Even if we were to do everything possible and make all these moves—the rejection of owner consent laws, the implementation of inclusionary zoning, the enforcement of Fair Housing Act strictures for distributing affordable housing across neighborhoods and suburbs of all income levels—the Portland metro area will still transform. Certain neighborhoods will still be too expensive for the overwhelming majority to live in. State laws and local codes will always be playing catch-up to contemporary realities. And we don’t even know what the next crisis will bring. We very well may be headed for another economic bust in a few years, and if so, that will bring another round of foreclosures and cash-strapped government budgets.
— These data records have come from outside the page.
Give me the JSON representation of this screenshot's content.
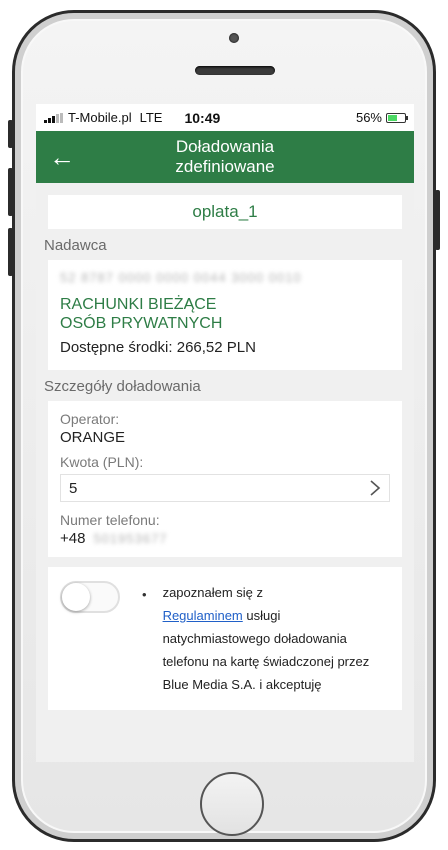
{
  "statusbar": {
    "carrier": "T-Mobile.pl",
    "network": "LTE",
    "time": "10:49",
    "battery": "56%",
    "battery_level": 0.56
  },
  "appbar": {
    "title_line1": "Doładowania",
    "title_line2": "zdefiniowane",
    "back_icon": "arrow-left-icon"
  },
  "name": "oplata_1",
  "sender": {
    "section_label": "Nadawca",
    "account_number": "52 8787 0000 0000 0044 3000 0010",
    "account_name_line1": "RACHUNKI BIEŻĄCE",
    "account_name_line2": "OSÓB PRYWATNYCH",
    "funds": "Dostępne środki: 266,52 PLN"
  },
  "details": {
    "section_label": "Szczegóły doładowania",
    "operator_label": "Operator:",
    "operator_value": "ORANGE",
    "amount_label": "Kwota (PLN):",
    "amount_value": "5",
    "phone_label": "Numer telefonu:",
    "phone_prefix": "+48",
    "phone_number": "501953677"
  },
  "consent": {
    "bullet": "•",
    "text_before": "zapoznałem się z",
    "link": "Regulaminem",
    "text_after": "usługi natychmiastowego doładowania telefonu na kartę świadczonej przez Blue Media S.A. i akceptuję",
    "toggle_on": false
  },
  "colors": {
    "brand_green": "#2e7d46",
    "link_blue": "#2060c8"
  }
}
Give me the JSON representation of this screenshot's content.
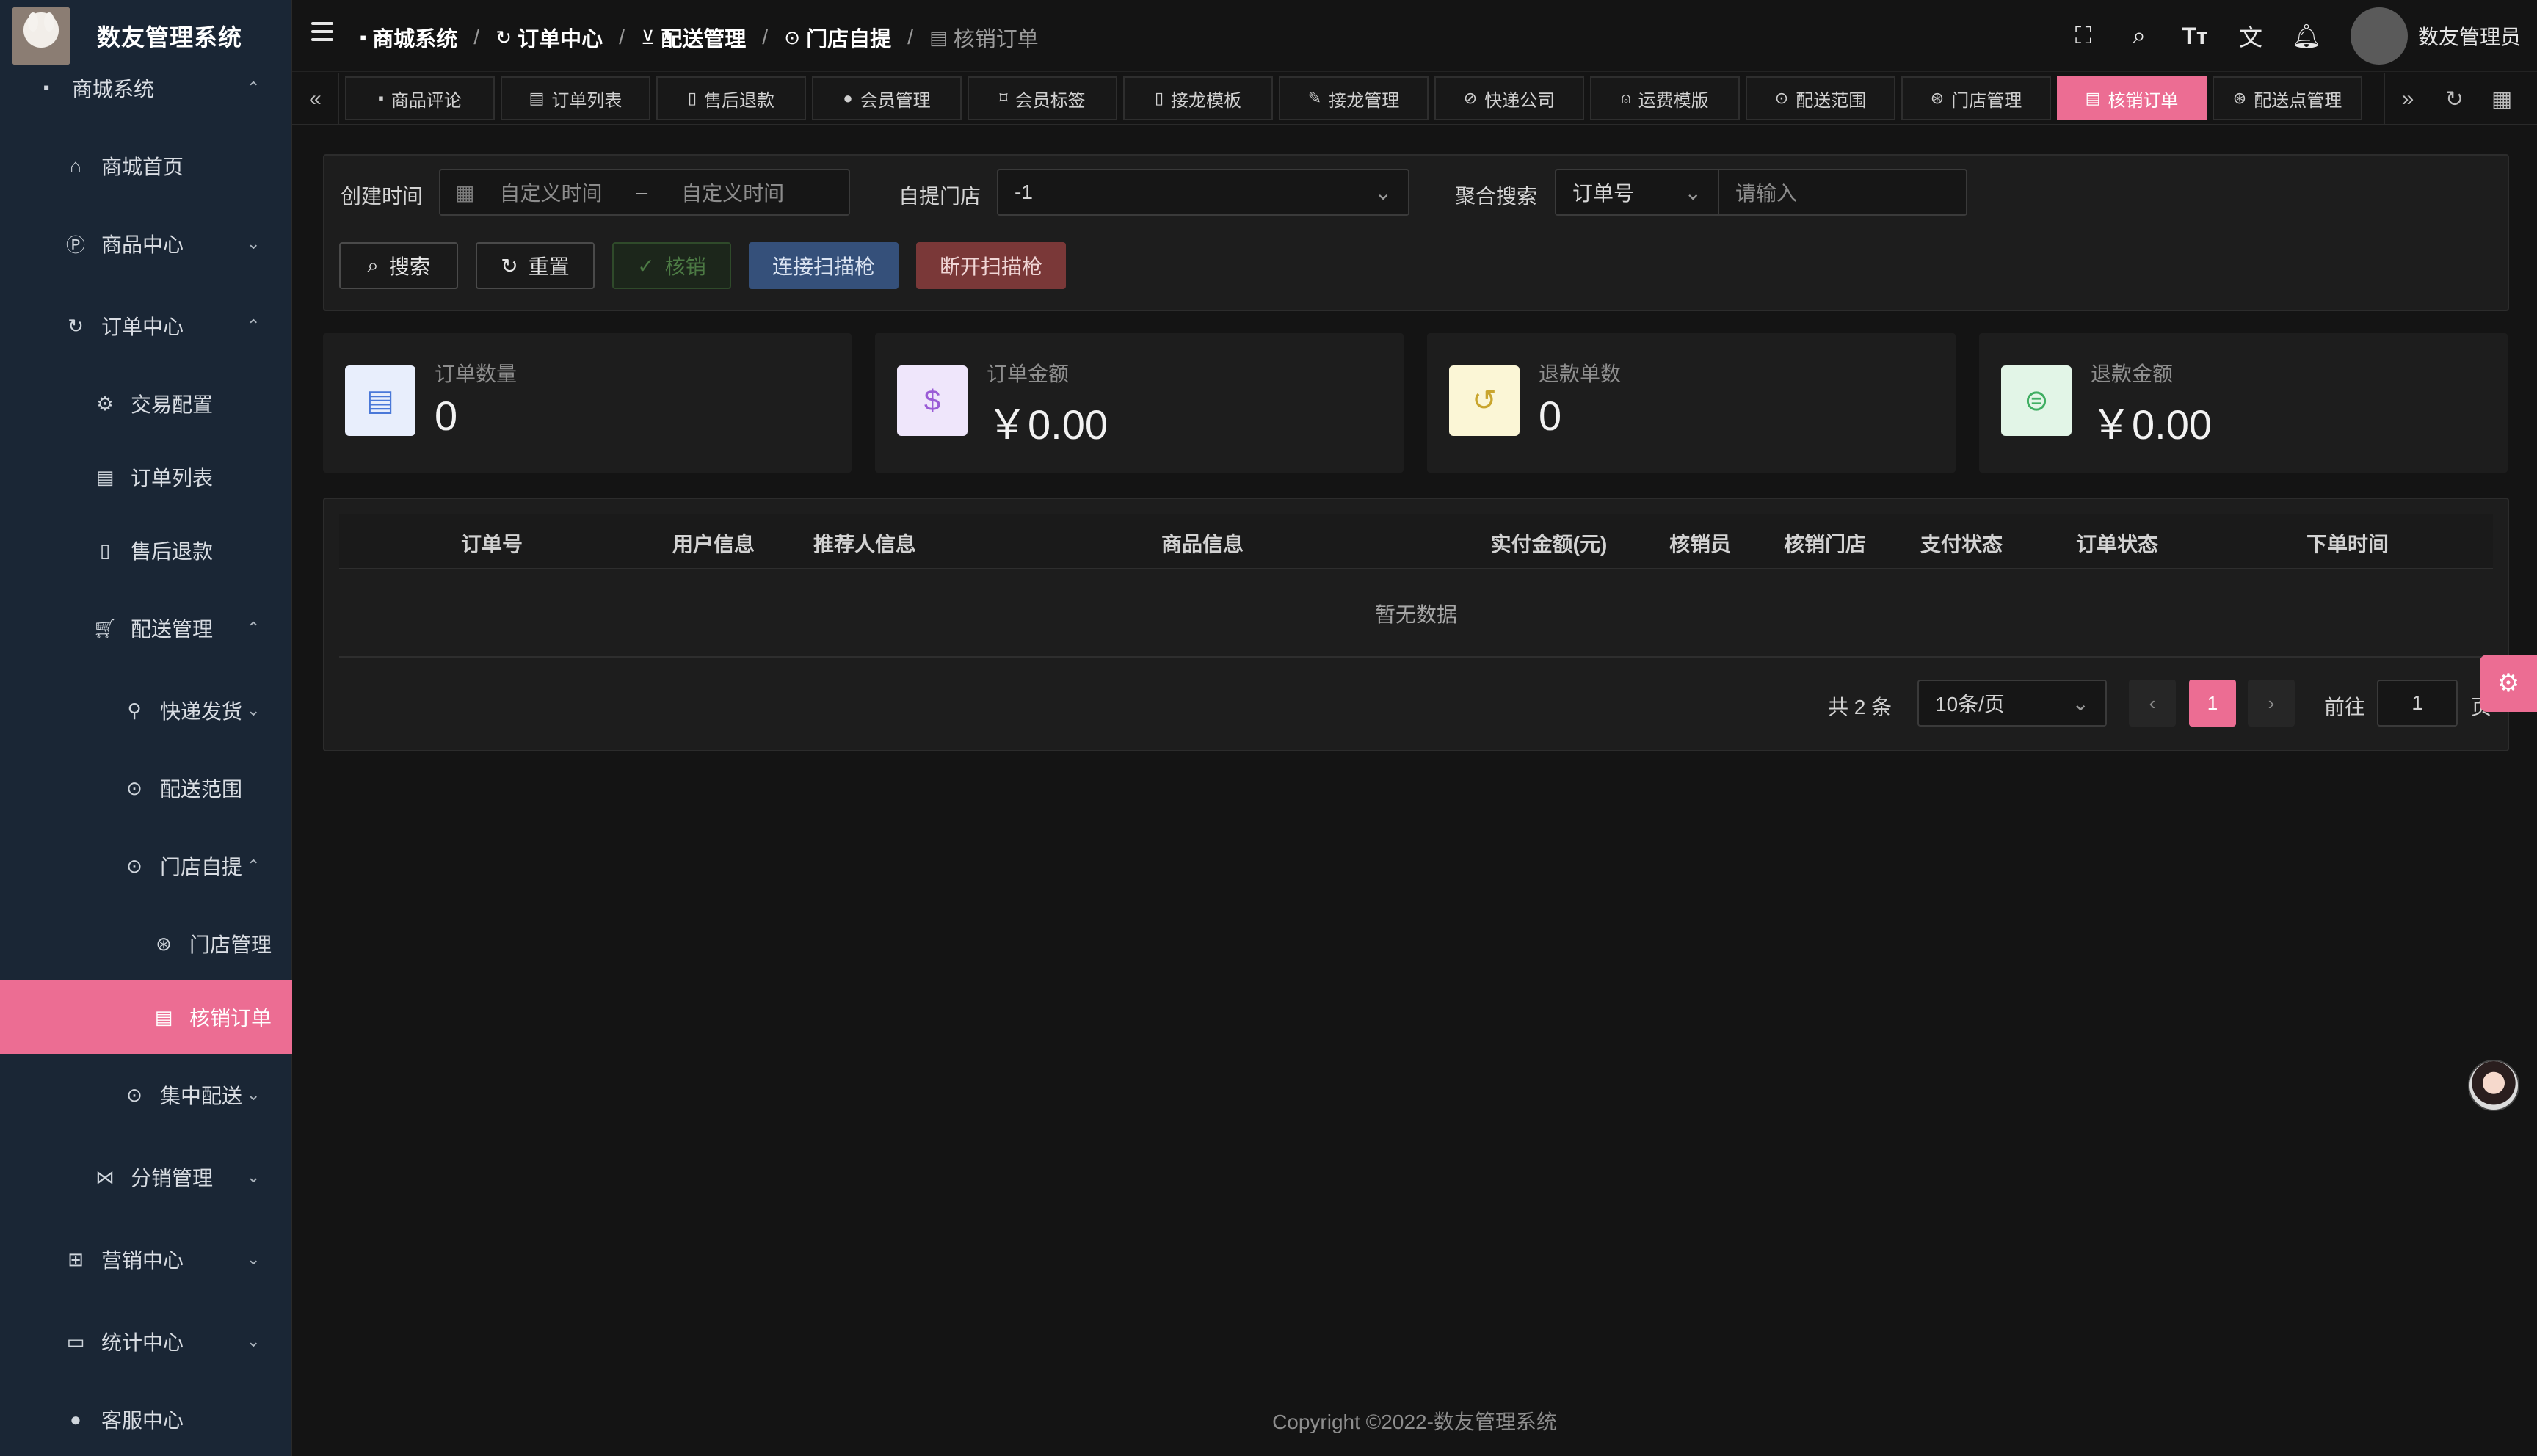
{
  "app": {
    "title": "数友管理系统"
  },
  "sidebar": {
    "top": {
      "label": "商城系统",
      "icon": "store-icon"
    },
    "items": [
      {
        "label": "商城首页",
        "icon": "home-icon"
      },
      {
        "label": "商品中心",
        "icon": "product-icon"
      },
      {
        "label": "订单中心",
        "icon": "order-icon"
      },
      {
        "label": "交易配置",
        "icon": "gear-icon"
      },
      {
        "label": "订单列表",
        "icon": "clipboard-icon"
      },
      {
        "label": "售后退款",
        "icon": "refund-icon"
      },
      {
        "label": "配送管理",
        "icon": "cart-icon"
      },
      {
        "label": "快递发货",
        "icon": "bicycle-icon"
      },
      {
        "label": "配送范围",
        "icon": "location-icon"
      },
      {
        "label": "门店自提",
        "icon": "location-icon"
      },
      {
        "label": "门店管理",
        "icon": "store-manage-icon"
      },
      {
        "label": "核销订单",
        "icon": "clipboard-icon"
      },
      {
        "label": "集中配送",
        "icon": "location-icon"
      },
      {
        "label": "分销管理",
        "icon": "share-icon"
      },
      {
        "label": "营销中心",
        "icon": "gift-icon"
      },
      {
        "label": "统计中心",
        "icon": "chart-icon"
      },
      {
        "label": "客服中心",
        "icon": "user-icon"
      }
    ]
  },
  "breadcrumb": [
    "商城系统",
    "订单中心",
    "配送管理",
    "门店自提",
    "核销订单"
  ],
  "header": {
    "username": "数友管理员"
  },
  "tabs": [
    "商品评论",
    "订单列表",
    "售后退款",
    "会员管理",
    "会员标签",
    "接龙模板",
    "接龙管理",
    "快递公司",
    "运费模版",
    "配送范围",
    "门店管理",
    "核销订单",
    "配送点管理"
  ],
  "filters": {
    "created_time_label": "创建时间",
    "start_placeholder": "自定义时间",
    "range_sep": "–",
    "end_placeholder": "自定义时间",
    "store_label": "自提门店",
    "store_value": "-1",
    "search_label": "聚合搜索",
    "search_type": "订单号",
    "search_placeholder": "请输入",
    "btn_search": "搜索",
    "btn_reset": "重置",
    "btn_verify": "核销",
    "btn_connect": "连接扫描枪",
    "btn_disconnect": "断开扫描枪"
  },
  "stats": [
    {
      "label": "订单数量",
      "value": "0",
      "icon": "clipboard-icon",
      "bg": "#e8eefc",
      "fg": "#4a78d8"
    },
    {
      "label": "订单金额",
      "value": "￥0.00",
      "icon": "invoice-icon",
      "bg": "#efe6fb",
      "fg": "#9a5bd6"
    },
    {
      "label": "退款单数",
      "value": "0",
      "icon": "refund-doc-icon",
      "bg": "#fbf6d6",
      "fg": "#c9a52e"
    },
    {
      "label": "退款金额",
      "value": "￥0.00",
      "icon": "money-icon",
      "bg": "#e2f5e7",
      "fg": "#3fae62"
    }
  ],
  "table": {
    "columns": [
      "订单号",
      "用户信息",
      "推荐人信息",
      "商品信息",
      "实付金额(元)",
      "核销员",
      "核销门店",
      "支付状态",
      "订单状态",
      "下单时间"
    ],
    "empty_text": "暂无数据"
  },
  "pagination": {
    "total_text": "共 2 条",
    "page_size": "10条/页",
    "current_page": "1",
    "goto_label": "前往",
    "goto_value": "1",
    "page_suffix": "页"
  },
  "footer": "Copyright ©2022-数友管理系统",
  "colors": {
    "accent": "#ec6d93",
    "sidebar_bg": "#1a2635",
    "bg": "#141414"
  }
}
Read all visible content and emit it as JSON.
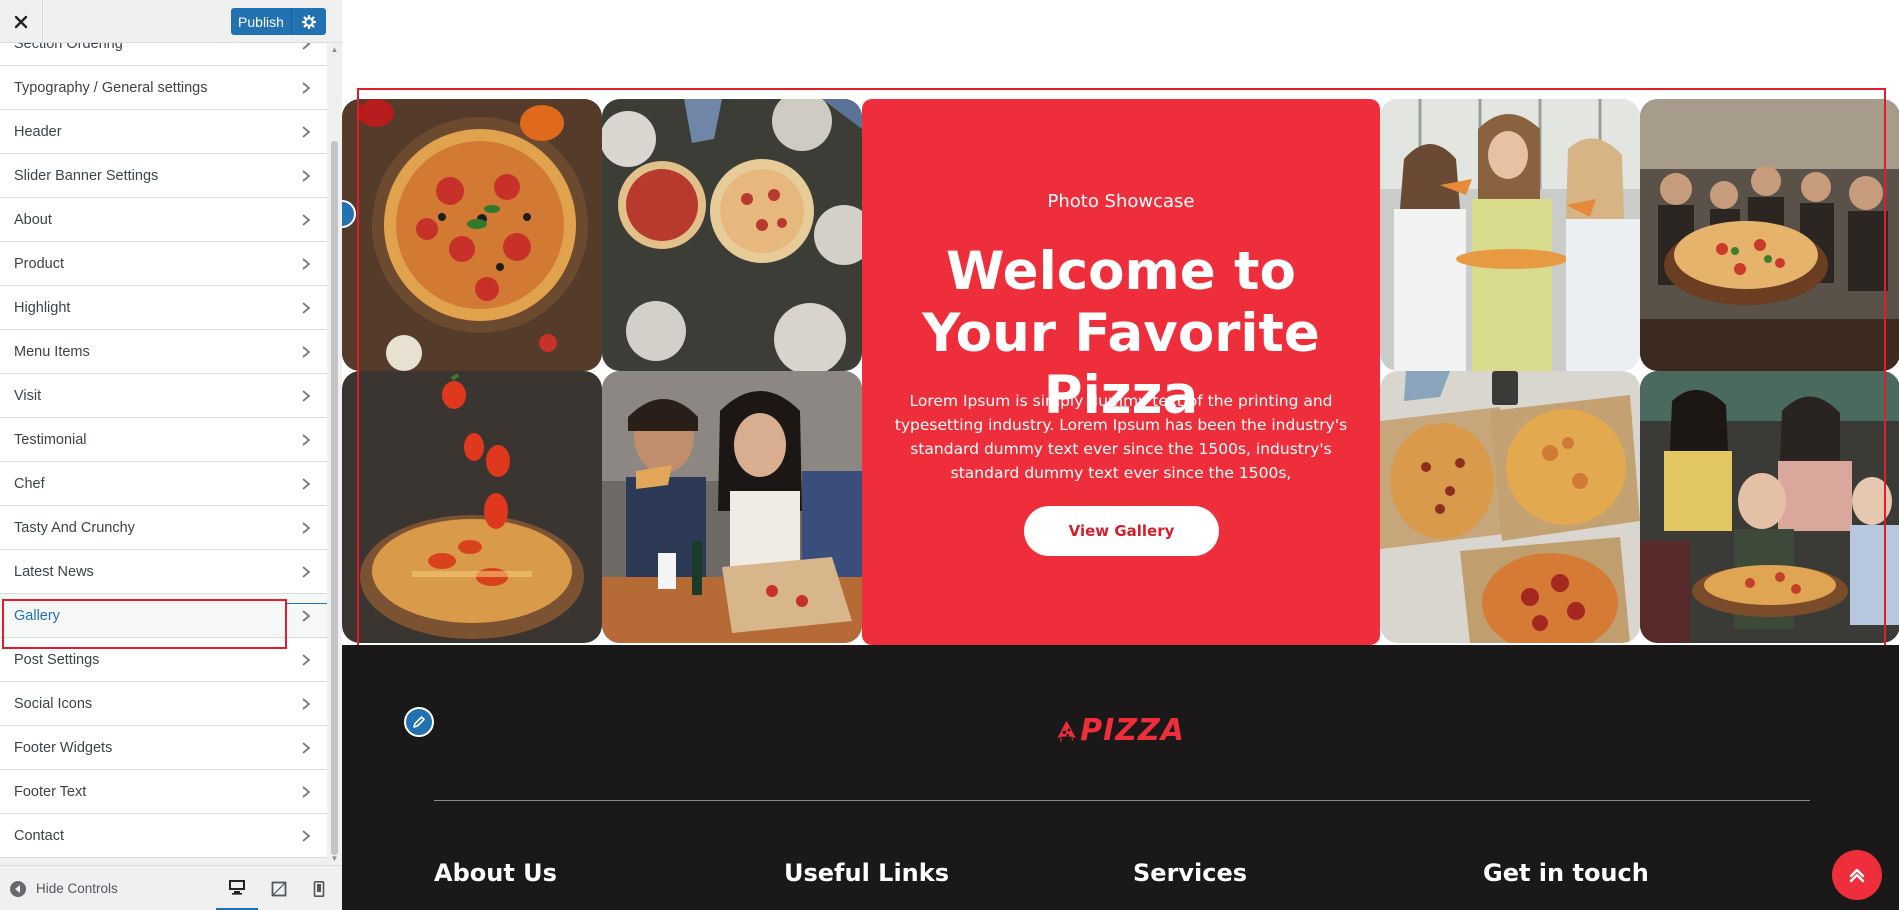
{
  "sidebar": {
    "publish_label": "Publish",
    "items": [
      {
        "label": "Section Ordering"
      },
      {
        "label": "Typography / General settings"
      },
      {
        "label": "Header"
      },
      {
        "label": "Slider Banner Settings"
      },
      {
        "label": "About"
      },
      {
        "label": "Product"
      },
      {
        "label": "Highlight"
      },
      {
        "label": "Menu Items"
      },
      {
        "label": "Visit"
      },
      {
        "label": "Testimonial"
      },
      {
        "label": "Chef"
      },
      {
        "label": "Tasty And Crunchy"
      },
      {
        "label": "Latest News"
      },
      {
        "label": "Gallery"
      },
      {
        "label": "Post Settings"
      },
      {
        "label": "Social Icons"
      },
      {
        "label": "Footer Widgets"
      },
      {
        "label": "Footer Text"
      },
      {
        "label": "Contact"
      }
    ],
    "active_item": "Gallery",
    "hide_controls_label": "Hide Controls",
    "accent_color": "#2271b1"
  },
  "gallery": {
    "eyebrow": "Photo Showcase",
    "title": "Welcome to Your Favorite Pizza",
    "description": "Lorem Ipsum is simply dummy text of the printing and typesetting industry. Lorem Ipsum has been the industry's standard dummy text ever since the 1500s, industry's standard dummy text ever since the 1500s,",
    "button_label": "View Gallery",
    "card_color": "#ee2f3b"
  },
  "footer": {
    "logo_text": "PIZZA",
    "columns": [
      "About Us",
      "Useful Links",
      "Services",
      "Get in touch"
    ]
  }
}
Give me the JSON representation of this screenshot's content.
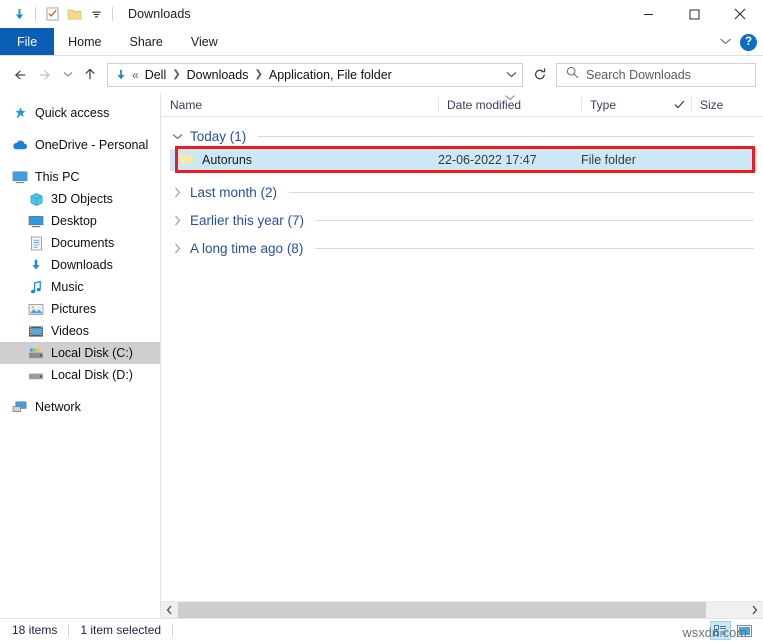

What’s more, we can’t ever fully separate the dangers of massive growth from the benefits. After all, perhaps never before in Portland’s history has the nation been more focused on our city as not only a destination, but a way of life: one that’s a little quirky but refreshingly less corporate; one that favors pedestrians and transit over the automobile; one where architecture is rooted in good values like collaboration and sustainability more than ego. We have a hell of a lot going for us. It’s just that now is the time to make sure that it’s more blessing than curse, and that ours is a city that everyone has a chance to embrace.